Mercados de olho em Ormuz e inflação nos EUA nessa quarta
Os mercados operam nesta quarta-feira divididos entre o alívio por dados de inflação mais brandos nos Estados Unidos e a tensão no Irã
Os mercados internacionais operam nesta quarta-feira (15) sob cautela, divididos entre o alívio trazido por dados de inflação mais brandos nos Estados Unidos e a tensão persistente no Oriente Médio.
Pelo terceiro dia seguido, forças americanas atacaram alvos ligados ao Irã. O Irã reagiu atacando alvos americanos nos países árabes vizinhos. O presidente Donald Trump recuou da proposta de cobrar uma taxa de 20% sobre embarcações que cruzam o Estreito de Ormuz, oferecendo em troca maior cooperação econômica com países do Golfo.
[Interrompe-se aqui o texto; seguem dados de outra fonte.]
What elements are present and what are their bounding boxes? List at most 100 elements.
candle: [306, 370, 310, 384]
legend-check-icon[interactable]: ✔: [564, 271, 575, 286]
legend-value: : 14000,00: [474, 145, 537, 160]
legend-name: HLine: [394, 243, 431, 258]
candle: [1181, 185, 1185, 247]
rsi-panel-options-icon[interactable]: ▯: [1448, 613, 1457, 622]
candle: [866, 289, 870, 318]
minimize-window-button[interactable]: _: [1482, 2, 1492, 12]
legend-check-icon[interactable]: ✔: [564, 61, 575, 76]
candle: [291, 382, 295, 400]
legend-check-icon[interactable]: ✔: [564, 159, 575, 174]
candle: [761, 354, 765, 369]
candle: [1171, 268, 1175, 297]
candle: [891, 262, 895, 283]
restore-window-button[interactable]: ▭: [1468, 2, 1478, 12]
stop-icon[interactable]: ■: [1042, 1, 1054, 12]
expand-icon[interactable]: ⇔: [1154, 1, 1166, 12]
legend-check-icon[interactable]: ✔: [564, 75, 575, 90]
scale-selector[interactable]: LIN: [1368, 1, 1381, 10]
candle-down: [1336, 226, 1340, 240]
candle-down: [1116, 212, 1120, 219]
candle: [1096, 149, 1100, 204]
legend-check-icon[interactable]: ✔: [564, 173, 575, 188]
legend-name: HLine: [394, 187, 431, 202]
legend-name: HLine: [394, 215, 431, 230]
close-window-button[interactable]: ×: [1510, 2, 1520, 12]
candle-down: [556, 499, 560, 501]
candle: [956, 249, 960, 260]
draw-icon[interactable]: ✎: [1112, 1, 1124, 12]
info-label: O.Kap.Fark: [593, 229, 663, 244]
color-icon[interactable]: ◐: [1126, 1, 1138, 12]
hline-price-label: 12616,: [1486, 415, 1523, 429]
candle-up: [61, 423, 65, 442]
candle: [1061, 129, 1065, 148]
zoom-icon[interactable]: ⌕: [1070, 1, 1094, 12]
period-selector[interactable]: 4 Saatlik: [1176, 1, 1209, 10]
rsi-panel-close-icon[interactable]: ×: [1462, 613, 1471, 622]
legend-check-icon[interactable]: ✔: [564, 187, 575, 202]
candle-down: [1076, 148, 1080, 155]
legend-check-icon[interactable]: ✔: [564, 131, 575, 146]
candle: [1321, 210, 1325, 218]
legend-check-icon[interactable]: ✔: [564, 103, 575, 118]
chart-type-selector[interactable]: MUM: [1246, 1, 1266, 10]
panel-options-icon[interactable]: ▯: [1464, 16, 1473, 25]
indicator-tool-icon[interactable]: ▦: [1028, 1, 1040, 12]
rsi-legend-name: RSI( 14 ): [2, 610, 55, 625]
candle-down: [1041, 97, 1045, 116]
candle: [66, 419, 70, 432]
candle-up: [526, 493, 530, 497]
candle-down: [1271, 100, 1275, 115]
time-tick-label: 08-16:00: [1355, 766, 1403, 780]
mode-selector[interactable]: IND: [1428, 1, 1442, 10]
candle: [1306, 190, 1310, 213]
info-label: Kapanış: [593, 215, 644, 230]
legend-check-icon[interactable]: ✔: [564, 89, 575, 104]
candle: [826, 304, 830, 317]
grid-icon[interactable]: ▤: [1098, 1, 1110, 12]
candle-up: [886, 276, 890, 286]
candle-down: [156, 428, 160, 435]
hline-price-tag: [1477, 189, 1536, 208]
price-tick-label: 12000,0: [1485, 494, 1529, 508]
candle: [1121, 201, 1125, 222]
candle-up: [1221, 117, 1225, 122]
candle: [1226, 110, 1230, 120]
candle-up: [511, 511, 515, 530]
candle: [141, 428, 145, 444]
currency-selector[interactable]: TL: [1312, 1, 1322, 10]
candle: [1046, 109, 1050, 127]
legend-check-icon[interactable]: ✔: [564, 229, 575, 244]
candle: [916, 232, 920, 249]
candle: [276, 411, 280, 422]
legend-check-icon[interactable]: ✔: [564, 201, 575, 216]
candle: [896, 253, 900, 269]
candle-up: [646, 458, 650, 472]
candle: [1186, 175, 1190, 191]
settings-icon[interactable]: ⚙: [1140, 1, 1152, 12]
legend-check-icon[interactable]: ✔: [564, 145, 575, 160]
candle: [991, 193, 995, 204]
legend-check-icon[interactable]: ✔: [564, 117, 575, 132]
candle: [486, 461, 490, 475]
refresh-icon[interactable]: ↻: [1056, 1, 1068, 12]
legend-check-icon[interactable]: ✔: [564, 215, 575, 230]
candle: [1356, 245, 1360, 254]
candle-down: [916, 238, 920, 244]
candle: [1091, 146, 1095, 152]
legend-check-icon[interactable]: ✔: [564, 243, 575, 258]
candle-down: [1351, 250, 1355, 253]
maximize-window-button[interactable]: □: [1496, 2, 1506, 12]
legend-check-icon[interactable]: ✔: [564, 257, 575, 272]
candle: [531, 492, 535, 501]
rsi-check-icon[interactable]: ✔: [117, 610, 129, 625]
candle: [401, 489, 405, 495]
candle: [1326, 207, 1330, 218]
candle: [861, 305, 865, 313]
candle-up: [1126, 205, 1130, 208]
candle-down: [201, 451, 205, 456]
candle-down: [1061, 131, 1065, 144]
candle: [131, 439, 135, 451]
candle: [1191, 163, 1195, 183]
Nos EUA, os futuros de Nova York ampliam os ganhos da véspera, quando o mercado de ações subiu após o índice de preços ao consumidor (CPI) de junho recuar 0,4% no mês, elevando a inflação anual a 3,5%, abaixo da previsão dos economistas, que esperavam alta anual de 3,8%.
A quarta-feira também traz uma leva de balanços corporativos, com destaque para United Airlines, Morgan Stanley, Johnson & Johnson e BlackRock.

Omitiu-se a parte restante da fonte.